I'm back in the Chi, and it is even colder and snowier than the NY. I was stranded at home without snow tires, so I was thwarted from my hotly-anticipated day of hanging out with New Crush, which was a big letdown, but I went took the train downtown to wander around in the slush and see E, which was marvelous.
I was so charged to get out of the house today that I embarked on a three-mile walk to get to the train station. Let me tell you that this is no small order of business in my town, but being at home makes me crazy. The bickering with Mom & Pop has been steadily escalating since sobriety happened, and I'm crazy anxious about the massive amount of time we're going to spending together. We haven't spent this much consecutive time together in about a decade (yep, that's right). It makes me want to gnaw through my wrist bone. Somehow I will get through this, and somehow I am going to do it without (a) drinking (b) smoking and hopefully (c) a murder-suicide. It's a lot harder for me to handle my parents dead sober.
WonderWoman told me that I've lost at least one blog reader because I've gotten too depressing. She also asked me one night if I was bored, because I seemed bored, thus pandering to two of my worst fears about sobriety, that I would become boring and depressing. I know she didn't mean to do this, but hey, there it is. I don't know what to say to that. I hate the idea that my adventures in booze are so much more entertaining than my repetitive battles with reality.
I've been distracting myself by thinking of how I'm going to de-stress following two weeks of vacation with M&P. I've become totally obsessed with the idea of going to Big Bend National Park in southwest Texas. I really want to go to the desert, and have some kind of near-death-by- dehydration experience. I know this is totally specific, but I envision this as being a kind of natural high, and remember that I'm totally fucken sober, and I could really go for some kind of out-of-body experience. I imagine that almost dying of thirst in the desert would get me very close to the kind of high that I need lately. Maybe I would have some kind of epiphany. I am a big fan of epiphanies. I would be like "Oh my god, everything is going to be okay. No wait, everything is okay." That is the kind of epiphany I want. That is what, I think, my adventures in booze gave to me most nights.
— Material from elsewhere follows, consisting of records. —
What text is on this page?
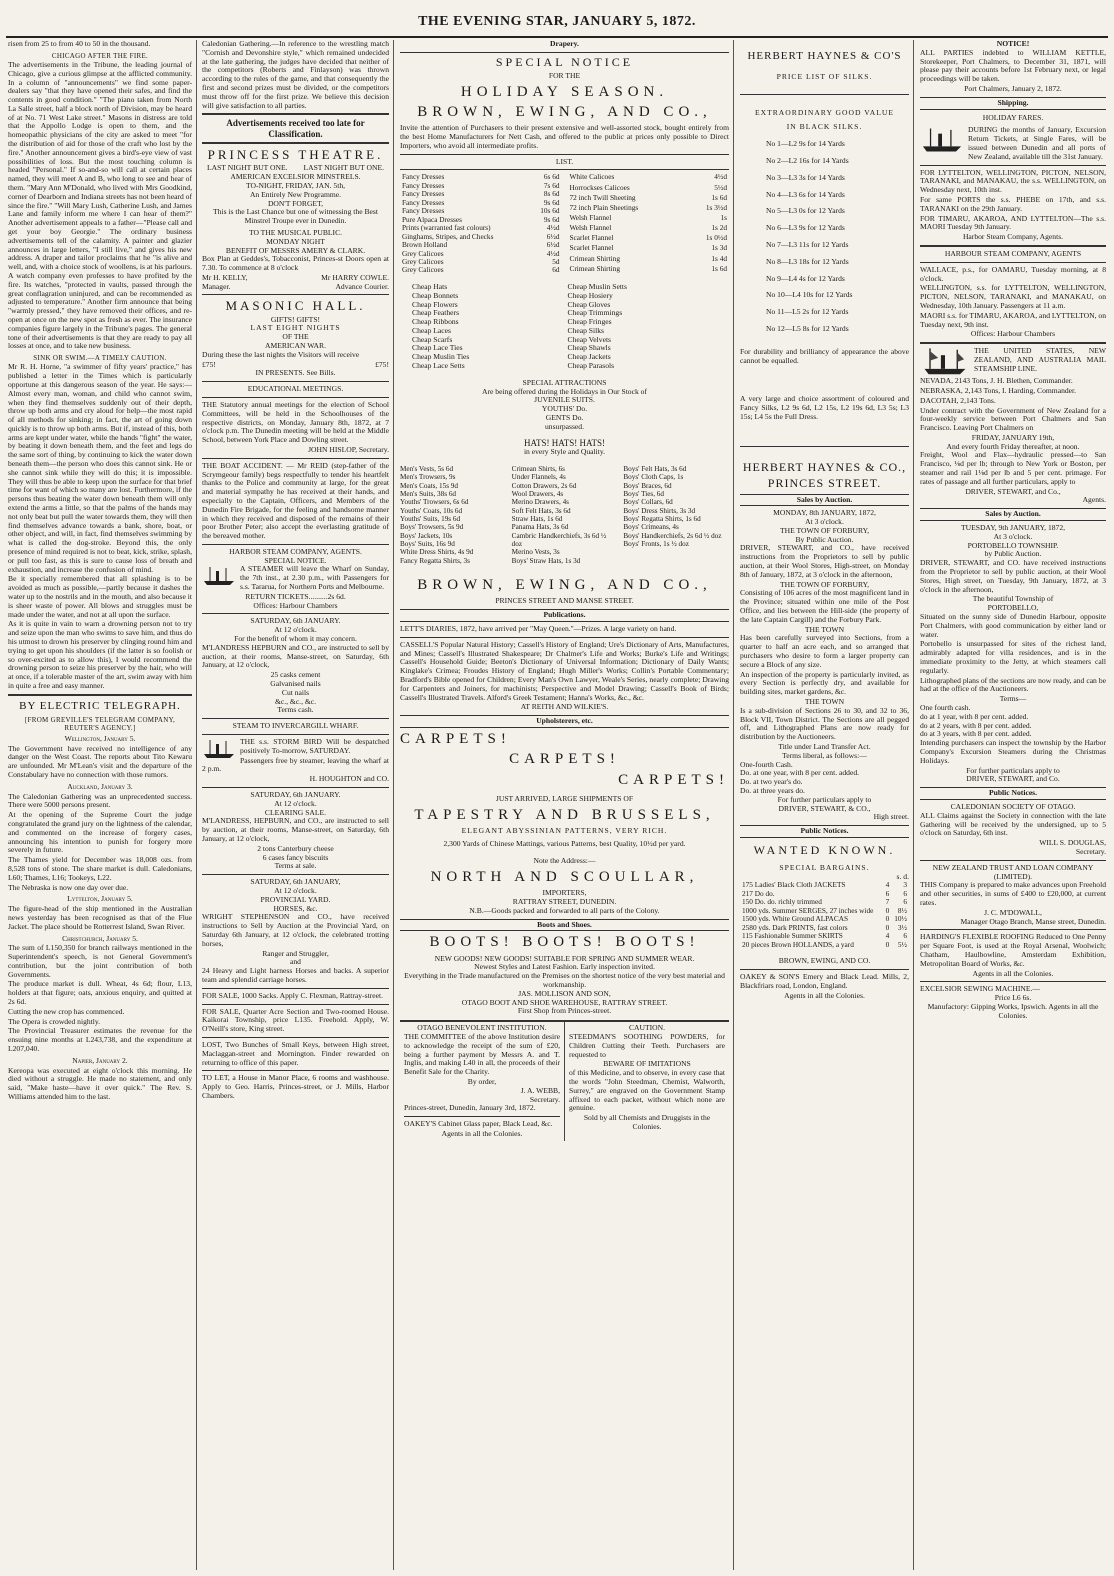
THE EVENING STAR, JANUARY 5, 1872.

risen from 25 to from 40 to 50 in the thousand.

CHICAGO AFTER THE FIRE.

The advertisements in the Tribune, the leading journal of Chicago, give a curious glimpse at the afflicted community. In a column of "announcements" we find some paper-dealers say "that they have opened their safes, and find the contents in good condition." "The piano taken from North La Salle street, half a block north of Division, may be heard of at No. 71 West Lake street." Masons in distress are told that the Appollo Lodge is open to them, and the homeopathic physicians of the city are asked to meet "for the distribution of aid for those of the craft who lost by the fire." Another announcement gives a bird's-eye view of vast possibilities of loss. But the most touching column is headed "Personal." If so-and-so will call at certain places named, they will meet A and B, who long to see and hear of them. "Mary Ann M'Donald, who lived with Mrs Goodkind, corner of Dearborn and Indiana streets has not been heard of since the fire." "Will Mary Lush, Catherine Lush, and James Lane and family inform me where I can hear of them?" Another advertisement appeals to a father—"Please call and get your boy Georgie." The ordinary business advertisements tell of the calamity. A painter and glazier announces in large letters, "I still live," and gives his new address. A draper and tailor proclaims that he "is alive and well, and, with a choice stock of woollens, is at his parlours. A watch company even professes to have profited by the fire. Its watches, "protected in vaults, passed through the great conflagration uninjured, and can be recommended as adjusted to temperature." Another firm announce that being "warmly pressed," they have removed their offices, and re-open at once on the new spot as fresh as ever. The insurance companies figure largely in the Tribune's pages. The general tone of their advertisements is that they are ready to pay all losses at once, and to take new business.

SINK OR SWIM.—A TIMELY CAUTION.

Mr R. H. Horne, "a swimmer of fifty years' practice," has published a letter in the Times which is particularly opportune at this dangerous season of the year. He says:—Almost every man, woman, and child who cannot swim, when they find themselves suddenly out of their depth, throw up both arms and cry aloud for help—the most rapid of all methods for sinking; in fact, the art of going down quickly is to throw up both arms. But if, instead of this, both arms are kept under water, while the hands "fight" the water, by beating it down beneath them, and the feet and legs do the same sort of thing, by continuing to kick the water down beneath them—the person who does this cannot sink. He or she cannot sink while they will do this; it is impossible. They will thus be able to keep upon the surface for that brief time for want of which so many are lost. Furthermore, if the persons thus beating the water down beneath them will only extend the arms a little, so that the palms of the hands may not only beat but pull the water towards them, they will then find themselves advance towards a bank, shore, boat, or other object, and will, in fact, find themselves swimming by what is called the dog-stroke. Beyond this, the only presence of mind required is not to beat, kick, strike, splash, or pull too fast, as this is sure to cause loss of breath and exhaustion, and increase the confusion of mind.

Be it specially remembered that all splashing is to be avoided as much as possible,—partly because it dashes the water up to the nostrils and in the mouth, and also because it is sheer waste of power. All blows and struggles must be made under the water, and not at all upon the surface.

As it is quite in vain to warn a drowning person not to try and seize upon the man who swims to save him, and thus do his utmost to drown his preserver by clinging round him and trying to get upon his shoulders (if the latter is so foolish or so over-excited as to allow this), I would recommend the drowning person to seize his preserver by the hair, who will at once, if a tolerable master of the art, swim away with him in quite a free and easy manner.

BY ELECTRIC TELEGRAPH.
[FROM GREVILLE'S TELEGRAM COMPANY, REUTER'S AGENCY.]
Wellington, January 5.

The Government have received no intelligence of any danger on the West Coast. The reports about Tito Kewaru are unfounded. Mr M'Lean's visit and the departure of the Constabulary have no connection with those rumors.

Auckland, January 3.

The Caledonian Gathering was an unprecedented success. There were 5000 persons present.

At the opening of the Supreme Court the judge congratulated the grand jury on the lightness of the calendar, and commented on the increase of forgery cases, announcing his intention to punish for forgery more severely in future.

The Thames yield for December was 18,008 ozs. from 8,528 tons of stone. The share market is dull. Caledonians, L60; Thames, L16; Tookeys, L22.

The Nebraska is now one day over due.

Lyttelton, January 5.

The figure-head of the ship mentioned in the Australian news yesterday has been recognised as that of the Flue Jacket. The place should be Rotterrest Island, Swan River.

Christchurch, January 5.

The sum of L150,350 for branch railways mentioned in the Superintendent's speech, is not General Government's contribution, but the joint contribution of both Governments.

The produce market is dull. Wheat, 4s 6d; flour, L13, holders at that figure; oats, anxious enquiry, and quitted at 2s 6d.

Cutting the new crop has commenced.

The Opera is crowded nightly.

The Provincial Treasurer estimates the revenue for the ensuing nine months at L243,738, and the expenditure at L207,040.

Napier, January 2.

Kereopa was executed at eight o'clock this morning. He died without a struggle. He made no statement, and only said, "Make haste—have it over quick." The Rev. S. Williams attended him to the last.

Caledonian Gathering.—In reference to the wrestling match "Cornish and Devonshire style," which remained undecided at the late gathering, the judges have decided that neither of the competitors (Roberts and Finlayson) was thrown according to the rules of the game, and that consequently the first and second prizes must be divided, or the competitors must throw off for the first prize. We believe this decision will give satisfaction to all parties.

Advertisements received too late for Classification.
PRINCESS THEATRE.
LAST NIGHT BUT ONE.	LAST NIGHT BUT ONE.
AMERICAN EXCELSIOR MINSTRELS.
TO-NIGHT, FRIDAY, JAN. 5th,
An Entirely New Programme.
DON'T FORGET,
This is the Last Chance but one of witnessing the Best Minstrel Troupe ever in Dunedin.
TO THE MUSICAL PUBLIC.
MONDAY NIGHT
BENEFIT OF MESSRS AMERY & CLARK.

Box Plan at Geddes's, Tobacconist, Princes-st Doors open at 7.30. To commence at 8 o'clock

Mr H. KELLY,	Mr HARRY COWLE.
Manager.	Advance Courier.
MASONIC HALL.
GIFTS! GIFTS!
LAST EIGHT NIGHTS
OF THE
AMERICAN WAR.

During these the last nights the Visitors will receive

£75!	£75!
IN PRESENTS. See Bills.
EDUCATIONAL MEETINGS.

THE Statutory annual meetings for the election of School Committees, will be held in the Schoolhouses of the respective districts, on Monday, January 8th, 1872, at 7 o'clock p.m. The Dunedin meeting will be held at the Middle School, between York Place and Dowling street.

JOHN HISLOP, Secretary.

THE BOAT ACCIDENT. — Mr REID (step-father of the Scrymgeour family) begs respectfully to tender his heartfelt thanks to the Police and community at large, for the great and material sympathy he has received at their hands, and especially to the Captain, Officers, and Members of the Dunedin Fire Brigade, for the feeling and handsome manner in which they received and disposed of the remains of their poor Brother Peter; also accept the everlasting gratitude of the bereaved mother.

HARBOR STEAM COMPANY, AGENTS.
SPECIAL NOTICE.

A STEAMER will leave the Wharf on Sunday, the 7th inst., at 2.30 p.m., with Passengers for s.s. Tararua, for Northern Ports and Melbourne.

RETURN TICKETS..........2s 6d.
Offices: Harbour Chambers
SATURDAY, 6th JANUARY.
At 12 o'clock.
For the benefit of whom it may concern.

M'LANDRESS HEPBURN and CO., are instructed to sell by auction, at their rooms, Manse-street, on Saturday, 6th January, at 12 o'clock,

25 casks cement
Galvanised nails
Cut nails
&c., &c., &c.
Terms cash.
STEAM TO INVERCARGILL WHARF.

THE s.s. STORM BIRD Will be despatched positively To-morrow, SATURDAY.

Passengers free by steamer, leaving the wharf at 2 p.m.

H. HOUGHTON and CO.
SATURDAY, 6th JANUARY.
At 12 o'clock.
CLEARING SALE.

M'LANDRESS, HEPBURN, and CO., are instructed to sell by auction, at their rooms, Manse-street, on Saturday, 6th January, at 12 o'clock,

2 tons Canterbury cheese
6 cases fancy biscuits
Terms at sale.
SATURDAY, 6th JANUARY,
At 12 o'clock.
PROVINCIAL YARD.
HORSES, &c.

WRIGHT STEPHENSON and CO., have received instructions to Sell by Auction at the Provincial Yard, on Saturday 6th January, at 12 o'clock, the celebrated trotting horses,

Ranger and Struggler,
and

24 Heavy and Light harness Horses and backs. A superior team and splendid carriage horses.

FOR SALE, 1000 Sacks. Apply C. Flexman, Rattray-street.

FOR SALE, Quarter Acre Section and Two-roomed House. Kaikorai Township, price L135. Freehold. Apply, W. O'Neill's store, King street.

LOST, Two Bunches of Small Keys, between High street, Maclaggan-street and Mornington. Finder rewarded on returning to office of this paper.

TO LET, a House in Manor Place, 6 rooms and washhouse. Apply to Geo. Harris, Princes-street, or J. Mills, Harbor Chambers.

Drapery.
SPECIAL NOTICE
FOR THE
HOLIDAY SEASON.
BROWN, EWING, AND CO.,

Invite the attention of Purchasers to their present extensive and well-assorted stock, bought entirely from the best Home Manufacturers for Nett Cash, and offered to the public at prices only possible to Direct Importers, who avoid all intermediate profits.

LIST.
Fancy Dresses	6s 6d
Fancy Dresses	7s 6d
Fancy Dresses	8s 6d
Fancy Dresses	9s 6d
Fancy Dresses	10s 6d
Pure Alpaca Dresses	9s 6d
Prints (warranted fast colours)	4½d
Ginghams, Stripes, and Checks	6½d
Brown Holland	6½d
Grey Calicoes	4½d
Grey Calicoes	5d
Grey Calicoes	6d
White Calicoes	4½d
Horrockses Calicoes	5½d
72 inch Twill Sheeting	1s 6d
72 inch Plain Sheetings	1s 3½d
Welsh Flannel	1s
Welsh Flannel	1s 2d
Scarlet Flannel	1s 0½d
Scarlet Flannel	1s 3d

Crimean Shirting	1s 4d
Crimean Shirting	1s 6d
Cheap Hats
Cheap Bonnets
Cheap Flowers
Cheap Feathers
Cheap Ribbons
Cheap Laces
Cheap Scarfs
Cheap Lace Ties
Cheap Muslin Ties
Cheap Lace Setts
Cheap Muslin Setts
Cheap Hosiery
Cheap Gloves
Cheap Trimmings
Cheap Fringes
Cheap Silks
Cheap Velvets
Cheap Shawls
Cheap Jackets
Cheap Parasols
SPECIAL ATTRACTIONS
Are being offered during the Holidays in Our Stock of
JUVENILE SUITS.
YOUTHS' Do.
GENTS Do.
unsurpassed.
HATS! HATS! HATS!
in every Style and Quality.
Men's Vests, 5s 6d
Men's Trowsers, 9s
Men's Coats, 15s 9d
Men's Suits, 38s 6d
Youths' Trowsers, 6s 6d
Youths' Coats, 10s 6d
Youths' Suits, 19s 6d
Boys' Trowsers, 5s 9d
Boys' Jackets, 10s
Boys' Suits, 16s 9d
White Dress Shirts, 4s 9d
Fancy Regatta Shirts, 3s
Crimean Shirts, 6s
Under Flannels, 4s
Cotton Drawers, 2s 6d
Wool Drawers, 4s
Merino Drawers, 4s
Soft Felt Hats, 3s 6d
Straw Hats, 1s 6d
Panama Hats, 3s 6d
Cambric Handkerchiefs, 3s 6d ½ doz
Merino Vests, 3s
Boys' Straw Hats, 1s 3d
Boys' Felt Hats, 3s 6d
Boys' Cloth Caps, 1s
Boys' Braces, 6d
Boys' Ties, 6d
Boys' Collars, 6d
Boys' Dress Shirts, 3s 3d
Boys' Regatta Shirts, 1s 6d
Boys' Crimeans, 4s
Boys' Handkerchiefs, 2s 6d ½ doz
Boys' Fronts, 1s ½ doz
BROWN, EWING, AND CO.,
PRINCES STREET AND MANSE STREET.
Publications.

LETT'S DIARIES, 1872, have arrived per "May Queen."—Prizes. A large variety on hand.

CASSELL'S Popular Natural History; Cassell's History of England; Ure's Dictionary of Arts, Manufactures, and Mines; Cassell's Illustrated Shakespeare; Dr Chalmer's Life and Works; Burke's Life and Writings; Cassell's Household Guide; Beeton's Dictionary of Universal Information; Dictionary of Daily Wants; Kinglake's Crimea; Froudes History of England; Hugh Miller's Works; Collin's Portable Commentary; Bradford's Bible opened for Children; Every Man's Own Lawyer, Weale's Series, nearly complete; Drawing for Carpenters and Joiners, for machinists; Perspective and Model Drawing; Cassell's Book of Birds; Cassell's Illustrated Travels. Alford's Greek Testament; Hanna's Works, &c., &c.

AT REITH AND WILKIE'S.
Upholsterers, etc.
CARPETS!
CARPETS!
CARPETS!
JUST ARRIVED, LARGE SHIPMENTS OF
TAPESTRY AND BRUSSELS,
ELEGANT ABYSSINIAN PATTERNS, VERY RICH.
2,300 Yards of Chinese Mattings, various Patterns, best Quality, 10½d per yard.
Note the Address:—
NORTH AND SCOULLAR,
IMPORTERS,
RATTRAY STREET, DUNEDIN.
N.B.—Goods packed and forwarded to all parts of the Colony.
Boots and Shoes.
BOOTS! BOOTS! BOOTS!
NEW GOODS! NEW GOODS! SUITABLE FOR SPRING AND SUMMER WEAR.
Newest Styles and Latest Fashion. Early inspection invited.
Everything in the Trade manufactured on the Premises on the shortest notice of the very best material and workmanship.
JAS. MOLLISON AND SON,
OTAGO BOOT AND SHOE WAREHOUSE, RATTRAY STREET.
First Shop from Princes-street.
OTAGO BENEVOLENT INSTITUTION.

THE COMMITTEE of the above Institution desire to acknowledge the receipt of the sum of £20, being a further payment by Messrs A. and T. Inglis, and making L40 in all, the proceeds of their Benefit Sale for the Charity.

By order,
J. A. WEBB,
Secretary.
Princes-street, Dunedin, January 3rd, 1872.

OAKEY'S Cabinet Glass paper, Black Lead, &c.

Agents in all the Colonies.
CAUTION.

STEEDMAN'S SOOTHING POWDERS, for Children Cutting their Teeth. Purchasers are requested to

BEWARE OF IMITATIONS

of this Medicine, and to observe, in every case that the words "John Steedman, Chemist, Walworth, Surrey," are engraved on the Government Stamp affixed to each packet, without which none are genuine.

Sold by all Chemists and Druggists in the Colonies.
HERBERT HAYNES & CO'S
PRICE LIST OF SILKS.
EXTRAORDINARY GOOD VALUE
IN BLACK SILKS.
No 1—L2 9s for 14 Yards
No 2—L2 16s for 14 Yards
No 3—L3 3s for 14 Yards
No 4—L3 6s for 14 Yards
No 5—L3 0s for 12 Yards
No 6—L3 9s for 12 Yards
No 7—L3 11s for 12 Yards
No 8—L3 18s for 12 Yards
No 9—L4 4s for 12 Yards
No 10—L4 10s for 12 Yards
No 11—L5 2s for 12 Yards
No 12—L5 8s for 12 Yards

For durability and brilliancy of appearance the above cannot be equalled.

A very large and choice assortment of coloured and Fancy Silks, L2 9s 6d, L2 15s, L2 19s 6d, L3 5s; L3 15s; L4 5s the Full Dress.

HERBERT HAYNES & CO.,
PRINCES STREET.
Sales by Auction.
MONDAY, 8th JANUARY, 1872,
At 3 o'clock.
THE TOWN OF FORBURY,
By Public Auction.

DRIVER, STEWART, and CO., have received instructions from the Proprietors to sell by public auction, at their Wool Stores, High-street, on Monday 8th of January, 1872, at 3 o'clock in the afternoon,

THE TOWN OF FORBURY,

Consisting of 106 acres of the most magnificent land in the Province; situated within one mile of the Post Office, and lies between the Hill-side (the property of the late Captain Cargill) and the Forbury Park.

THE TOWN

Has been carefully surveyed into Sections, from a quarter to half an acre each, and so arranged that purchasers who desire to form a larger property can secure a Block of any size.

An inspection of the property is particularly invited, as every Section is perfectly dry, and available for building sites, market gardens, &c.

THE TOWN

Is a sub-division of Sections 26 to 30, and 32 to 36, Block VII, Town District. The Sections are all pegged off, and Lithographed Plans are now ready for distribution by the Auctioneers.

Title under Land Transfer Act.
Terms liberal, as follows:—
One-fourth Cash.
Do. at one year, with 8 per cent. added.
Do. at two year's do.
Do. at three years do.
For further particulars apply to
DRIVER, STEWART, & CO.,
High street.
Public Notices.
WANTED KNOWN.
SPECIAL BARGAINS.
s. d.
175 Ladies' Black Cloth JACKETS	4	3
217 Do do.	6	6
150 Do. do. richly trimmed	7	6
1000 yds. Summer SERGES, 27 inches wide	0	8½
1500 yds. White Ground ALPACAS	0	10½
2580 yds. Dark PRINTS, fast colors	0	3½
115 Fashionable Summer SKIRTS	4	6
20 pieces Brown HOLLANDS, a yard	0	5½
BROWN, EWING, AND CO.

OAKEY & SON'S Emery and Black Lead. Mills, 2, Blackfriars road, London, England.

Agents in all the Colonies.
NOTICE!

ALL PARTIES indebted to WILLIAM KETTLE, Storekeeper, Port Chalmers, to December 31, 1871, will please pay their accounts before 1st February next, or legal proceedings will be taken.

Port Chalmers, January 2, 1872.
Shipping.
HOLIDAY FARES.

DURING the months of January, Excursion Return Tickets, at Single Fares, will be issued between Dunedin and all ports of New Zealand, available till the 31st January.

FOR LYTTELTON, WELLINGTON, PICTON, NELSON, TARANAKI, and MANAKAU, the s.s. WELLINGTON, on Wednesday next, 10th inst.

For same PORTS the s.s. PHEBE on 17th, and s.s. TARANAKI on the 29th January.

FOR TIMARU, AKAROA, AND LYTTELTON—The s.s. MAORI Tuesday 9th January.

Harbor Steam Company, Agents.
HARBOUR STEAM COMPANY, AGENTS

WALLACE, p.s., for OAMARU, Tuesday morning, at 8 o'clock.

WELLINGTON, s.s. for LYTTELTON, WELLINGTON, PICTON, NELSON, TARANAKI, and MANAKAU, on Wednesday, 10th January. Passengers at 11 a.m.

MAORI s.s. for TIMARU, AKAROA, and LYTTELTON, on Tuesday next, 9th inst.

Offices: Harbour Chambers

THE UNITED STATES, NEW ZEALAND, AND AUSTRALIA MAIL STEAMSHIP LINE.

NEVADA, 2143 Tons, J. H. Blethen, Commander.

NEBRASKA, 2,143 Tons, I. Harding, Commander.

DACOTAH, 2,143 Tons.

Under contract with the Government of New Zealand for a four-weekly service between Port Chalmers and San Francisco. Leaving Port Chalmers on

FRIDAY, JANUARY 19th,
And every fourth Friday thereafter, at noon.

Freight, Wool and Flax—hydraulic pressed—to San Francisco, ⅛d per lb; through to New York or Boston, per steamer and rail 1⅛d per lb and 5 per cent. primage. For rates of passage and all further particulars, apply to

DRIVER, STEWART, and Co.,
Agents.
Sales by Auction.
TUESDAY, 9th JANUARY, 1872,
At 3 o'clock.
PORTOBELLO TOWNSHIP.
by Public Auction.

DRIVER, STEWART, and CO. have received instructions from the Proprietor to sell by public auction, at their Wool Stores, High street, on Tuesday, 9th January, 1872, at 3 o'clock in the afternoon,

The beautiful Township of
PORTOBELLO,

Situated on the sunny side of Dunedin Harbour, opposite Port Chalmers, with good communication by either land or water.

Portobello is unsurpassed for sites of the richest land, admirably adapted for villa residences, and is in the immediate proximity to the Jetty, at which steamers call regularly.

Lithographed plans of the sections are now ready, and can be had at the office of the Auctioneers.

Terms—
One fourth cash.
do at 1 year, with 8 per cent. added.
do at 2 years, with 8 per cent. added.
do at 3 years, with 8 per cent. added.

Intending purchasers can inspect the township by the Harbor Company's Excursion Steamers during the Christmas Holidays.

For further particulars apply to
DRIVER, STEWART, and Co.
Public Notices.
CALEDONIAN SOCIETY OF OTAGO.

ALL Claims against the Society in connection with the late Gathering will be received by the undersigned, up to 5 o'clock on Saturday, 6th inst.

WILL S. DOUGLAS,
Secretary.
NEW ZEALAND TRUST AND LOAN COMPANY (LIMITED).

THIS Company is prepared to make advances upon Freehold and other securities, in sums of £400 to £20,000, at current rates.

J. C. M'DOWALL,
Manager Otago Branch, Manse street, Dunedin.

HARDING'S FLEXIBLE ROOFING Reduced to One Penny per Square Foot, is used at the Royal Arsenal, Woolwich; Chatham, Haulbowline, Amsterdam Exhibition, Metropolitan Board of Works, &c.

Agents in all the Colonies.
EXCELSIOR SEWING MACHINE.—
Price L6 6s.
Manufactory: Gipping Works, Ipswich. Agents in all the Colonies.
M&P do not think it is a good idea for me to spend a week camping by myself in the desert. This is understandable, because I've only been camping a handful of times in my life, and always in the company of some burly dudes. But this lack of faith, of course, makes me hate them. This is why I hate coming home. Instead of having a dick and flying a plane, I am like a eunuch without a driver's license. Everything I've done in the past fifteen years evaporates and all I want to do is run away from home, or smoke cigarettes in the bathroom and read comic books.
But, back to Big Bend. I talked to Ex the other day, as I waited for my flight home, and he was interested in coming camping with me. Camping with Ex is fun. In fact, most of my camping experiences have been with Ex. He's been to Big Bend before. He would be a great sherpa. He would probably make sure that my near-death wish doesn't accidentally go 100 percent.
Or maybe I should come home to the NY. I miss it already. Funny when you realize a place has truly become home. Even when you don't really want it to, because it's so cold. Then you go someplace even colder.